Other states have stepped up too. Consider for example the "Fighting Pickles" from the venerable University of North Carolina School of the Arts. Nothing says good artwork like fighting pickles. Or how about the "Cobbers" from Minnesota? What's a Cobber? It's short for "corncobbers," the mascot for Concordia College. They get the name from the cornfields that surround the college. And of course the college mascot's full name is "Kernel the Cobber."

Then there are the "Mule Riders" from Southern Arkansas. And from West Virginia, the Poca High School "Dots." And from Illinois, the Polo Community High School "Marcos." From Indiana, the Frankfort High School "Hot Dogs."

Lastly, I know a lot of local high school boys that can recite almost every line of the movie "Anchorman," and rightly so. If any of them ever ask me about where they should go to college, I'm quick to suggest that they go to Rhode Island College, home of none other than the "Anchormen." Yep. Are you picturing a mascot that looks similar to Ron Burgundy? It turns out by "Anchormen," they mean "sailors." Where did that come from?

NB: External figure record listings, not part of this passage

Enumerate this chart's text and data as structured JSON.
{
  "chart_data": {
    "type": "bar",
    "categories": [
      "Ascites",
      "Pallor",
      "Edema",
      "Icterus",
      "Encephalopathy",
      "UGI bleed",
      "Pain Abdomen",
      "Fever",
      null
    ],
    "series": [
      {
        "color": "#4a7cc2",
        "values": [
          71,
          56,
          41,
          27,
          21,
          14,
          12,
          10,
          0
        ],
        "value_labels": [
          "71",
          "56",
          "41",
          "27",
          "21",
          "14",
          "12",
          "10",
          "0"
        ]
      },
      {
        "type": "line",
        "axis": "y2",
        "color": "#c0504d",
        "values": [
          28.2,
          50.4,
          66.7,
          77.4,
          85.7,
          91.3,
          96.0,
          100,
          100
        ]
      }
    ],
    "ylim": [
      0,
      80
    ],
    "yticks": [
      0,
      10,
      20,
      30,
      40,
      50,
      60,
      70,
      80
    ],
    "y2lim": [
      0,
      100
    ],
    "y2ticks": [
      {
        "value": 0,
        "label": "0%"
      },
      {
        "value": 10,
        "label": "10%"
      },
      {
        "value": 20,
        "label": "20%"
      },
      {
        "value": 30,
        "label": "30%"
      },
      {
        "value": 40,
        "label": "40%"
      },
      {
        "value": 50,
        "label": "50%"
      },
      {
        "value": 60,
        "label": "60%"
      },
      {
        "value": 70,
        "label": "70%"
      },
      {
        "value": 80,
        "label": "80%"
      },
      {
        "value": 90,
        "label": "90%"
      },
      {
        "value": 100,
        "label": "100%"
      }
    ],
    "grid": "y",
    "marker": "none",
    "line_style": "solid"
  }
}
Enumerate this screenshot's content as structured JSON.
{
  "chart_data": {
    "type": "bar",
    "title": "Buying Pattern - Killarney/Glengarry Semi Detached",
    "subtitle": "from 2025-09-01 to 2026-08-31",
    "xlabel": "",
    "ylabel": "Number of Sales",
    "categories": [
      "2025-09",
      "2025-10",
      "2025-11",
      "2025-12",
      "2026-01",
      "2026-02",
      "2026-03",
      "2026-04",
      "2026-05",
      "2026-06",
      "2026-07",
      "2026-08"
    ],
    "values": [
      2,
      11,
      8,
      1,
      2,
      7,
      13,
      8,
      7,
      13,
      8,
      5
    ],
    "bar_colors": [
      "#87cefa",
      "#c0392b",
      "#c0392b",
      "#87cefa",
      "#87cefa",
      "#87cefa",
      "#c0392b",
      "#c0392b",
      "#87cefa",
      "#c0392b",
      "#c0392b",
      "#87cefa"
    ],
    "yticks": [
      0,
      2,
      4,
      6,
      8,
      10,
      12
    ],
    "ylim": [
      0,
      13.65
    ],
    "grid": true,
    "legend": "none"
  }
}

One of the nicknames for the state of Rhode Island is the "Ocean State," so it makes sense when you think about it. But I think most fans of the film would prefer to imagine a mascot running around the basketball court in a burgundy colored suit, with big hair, a very bad mustache, wielding a goofy microphone, running up to the cheerleaders and saying, "The only way to bag a classy lady is to give her two tickets to the gun show ..."

John Leaf Special to

John Leaf was born in western Illinois, a mile east of the Mississippi. College in Chicago. He holds a B.A. in Political Science and Philosophy. Leaf was goalie on the soccer team and captain of the golf team in college. He cut class to ride the "L" to see Cubs games, hung out for hours at the Art Institute and bent the brain doing graduate school in Theology.

He spent three mind-blowing summers in coastal British Columbia, as a resort photographer. He worked and lived in Minneapolis. He did hard time at a bank on LaSalle Street in Chicago and learned about PR, working at big firm a block off Michigan Avenue, while living in Evanston.

Now Leaf is just living the dream, under the radar, in Cedarburg. He's passionate about nicknames and launched his website three years ago.

He dabbles in yoga and cycling. Fishtailing as always, and taking a whack at life, like everyone else.